The Politics of Excavations: European Archaeologists at the League of Nations

Saturday, March 15, 2014
Presidential Board Room (Omni Shoreham)
Sarah Griswold , Institute of French Studies and Department of History, New York University
The proposed paper will explore the professional network of Europeans who worked on the “problem of archaeological excavations” in the interwar period through the League of Nations.  In the 1920s and 1930s, European museum hallways and archaeological sites buzzed with debate about the “problem of excavations.” What, exactly, was this “problem of excavations?” Many European archaeologists, jurists, and arts administrators, on the one hand, attributed the problem to emerging nationalism in archaeologically rich countries. New sovereign nations like Egypt, Turkey, and Iraq, they argued, passed decrees each year that unwisely circumscribed excavation concessions and exportation of antiquities. Nationalist politicians in Egypt and individuals like Ahmad Kamal, a French-trained Egyptian Egyptologist disputed this charge. They defined the problem as unchecked spoliation of artifacts. And yet, despite such core differences, a dialogue took place in the 1920s and 1930s.

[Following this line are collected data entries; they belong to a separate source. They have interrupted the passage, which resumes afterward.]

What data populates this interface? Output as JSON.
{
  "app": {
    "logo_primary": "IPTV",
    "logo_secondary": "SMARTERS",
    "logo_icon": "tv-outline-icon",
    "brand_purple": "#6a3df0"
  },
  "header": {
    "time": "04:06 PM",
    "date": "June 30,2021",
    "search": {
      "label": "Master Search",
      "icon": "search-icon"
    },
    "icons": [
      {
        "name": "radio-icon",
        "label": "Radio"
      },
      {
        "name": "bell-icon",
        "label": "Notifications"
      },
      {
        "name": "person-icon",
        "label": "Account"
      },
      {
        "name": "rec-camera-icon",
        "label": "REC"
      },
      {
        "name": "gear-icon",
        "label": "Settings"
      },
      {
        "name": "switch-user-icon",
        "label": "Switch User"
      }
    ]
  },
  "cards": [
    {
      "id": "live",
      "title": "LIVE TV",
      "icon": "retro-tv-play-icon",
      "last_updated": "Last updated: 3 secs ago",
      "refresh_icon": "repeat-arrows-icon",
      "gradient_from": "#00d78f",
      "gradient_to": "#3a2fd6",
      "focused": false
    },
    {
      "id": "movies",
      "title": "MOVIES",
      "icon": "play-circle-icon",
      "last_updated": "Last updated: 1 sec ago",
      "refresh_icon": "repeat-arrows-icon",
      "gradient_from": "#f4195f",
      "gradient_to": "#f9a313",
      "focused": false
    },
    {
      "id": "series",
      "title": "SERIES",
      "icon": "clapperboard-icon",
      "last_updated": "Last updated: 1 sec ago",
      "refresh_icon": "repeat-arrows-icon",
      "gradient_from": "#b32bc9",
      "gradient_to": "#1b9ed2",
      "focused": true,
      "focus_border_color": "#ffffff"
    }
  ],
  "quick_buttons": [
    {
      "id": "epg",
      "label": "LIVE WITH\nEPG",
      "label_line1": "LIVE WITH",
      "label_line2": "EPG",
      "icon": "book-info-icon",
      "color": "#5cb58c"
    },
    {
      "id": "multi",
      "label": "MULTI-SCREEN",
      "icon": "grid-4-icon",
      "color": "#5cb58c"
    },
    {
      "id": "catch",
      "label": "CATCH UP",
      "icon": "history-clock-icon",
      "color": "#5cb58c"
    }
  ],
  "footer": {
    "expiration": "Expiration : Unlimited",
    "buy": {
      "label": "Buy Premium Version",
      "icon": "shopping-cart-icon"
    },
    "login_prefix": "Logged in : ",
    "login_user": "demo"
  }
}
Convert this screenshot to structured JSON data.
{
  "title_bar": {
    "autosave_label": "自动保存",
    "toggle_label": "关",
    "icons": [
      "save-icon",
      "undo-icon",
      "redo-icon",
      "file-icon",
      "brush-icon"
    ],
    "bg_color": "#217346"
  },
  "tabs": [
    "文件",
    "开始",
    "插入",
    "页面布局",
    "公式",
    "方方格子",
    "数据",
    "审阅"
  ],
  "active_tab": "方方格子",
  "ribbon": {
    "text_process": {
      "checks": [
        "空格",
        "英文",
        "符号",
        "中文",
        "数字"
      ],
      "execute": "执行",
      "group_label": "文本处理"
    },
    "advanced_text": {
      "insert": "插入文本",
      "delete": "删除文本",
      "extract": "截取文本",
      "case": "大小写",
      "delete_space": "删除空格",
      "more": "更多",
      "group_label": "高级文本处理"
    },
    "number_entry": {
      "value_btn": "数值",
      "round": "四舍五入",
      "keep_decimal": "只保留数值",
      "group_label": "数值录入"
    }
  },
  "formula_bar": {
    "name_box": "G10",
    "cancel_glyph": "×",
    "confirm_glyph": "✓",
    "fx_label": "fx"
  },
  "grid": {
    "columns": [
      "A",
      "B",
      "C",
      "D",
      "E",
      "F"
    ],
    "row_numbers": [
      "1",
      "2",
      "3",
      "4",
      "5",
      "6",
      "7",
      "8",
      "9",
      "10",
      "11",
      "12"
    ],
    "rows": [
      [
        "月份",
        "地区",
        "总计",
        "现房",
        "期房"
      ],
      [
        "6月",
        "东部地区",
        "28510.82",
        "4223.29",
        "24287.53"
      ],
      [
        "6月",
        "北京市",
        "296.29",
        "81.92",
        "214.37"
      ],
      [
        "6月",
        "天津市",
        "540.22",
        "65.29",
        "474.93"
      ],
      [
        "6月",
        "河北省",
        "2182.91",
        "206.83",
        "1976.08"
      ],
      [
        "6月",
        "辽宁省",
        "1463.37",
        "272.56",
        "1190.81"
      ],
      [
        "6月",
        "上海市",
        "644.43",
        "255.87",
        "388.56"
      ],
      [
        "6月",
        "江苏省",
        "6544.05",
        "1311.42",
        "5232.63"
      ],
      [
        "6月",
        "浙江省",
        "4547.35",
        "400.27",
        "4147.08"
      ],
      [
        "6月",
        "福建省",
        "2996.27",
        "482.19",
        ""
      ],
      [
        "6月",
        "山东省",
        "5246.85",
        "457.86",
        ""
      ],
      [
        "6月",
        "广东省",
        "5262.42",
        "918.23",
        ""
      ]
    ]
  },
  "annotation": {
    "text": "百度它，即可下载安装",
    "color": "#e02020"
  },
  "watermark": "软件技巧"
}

This dialogue, which brought Europeans, Americans, and new non-Western leaders together, has been little studied. The proposed paper will therefore track which European museum professionals—archaeologists, curators, and administrators—signed up for these League initiatives. The paper aims to understand better what they expected out of participating, and to observe how professional connections affected politics. The paper also intends to study which professionals in the new sovereign nations joined, and why. Finally, how did European professionals respond to the Iraqi, Syrian, Turkish, and Egyptian curators who came to the League summits on excavations with quite different agendas? Was the League table ultimately a place to shake hands or to further harden divisions?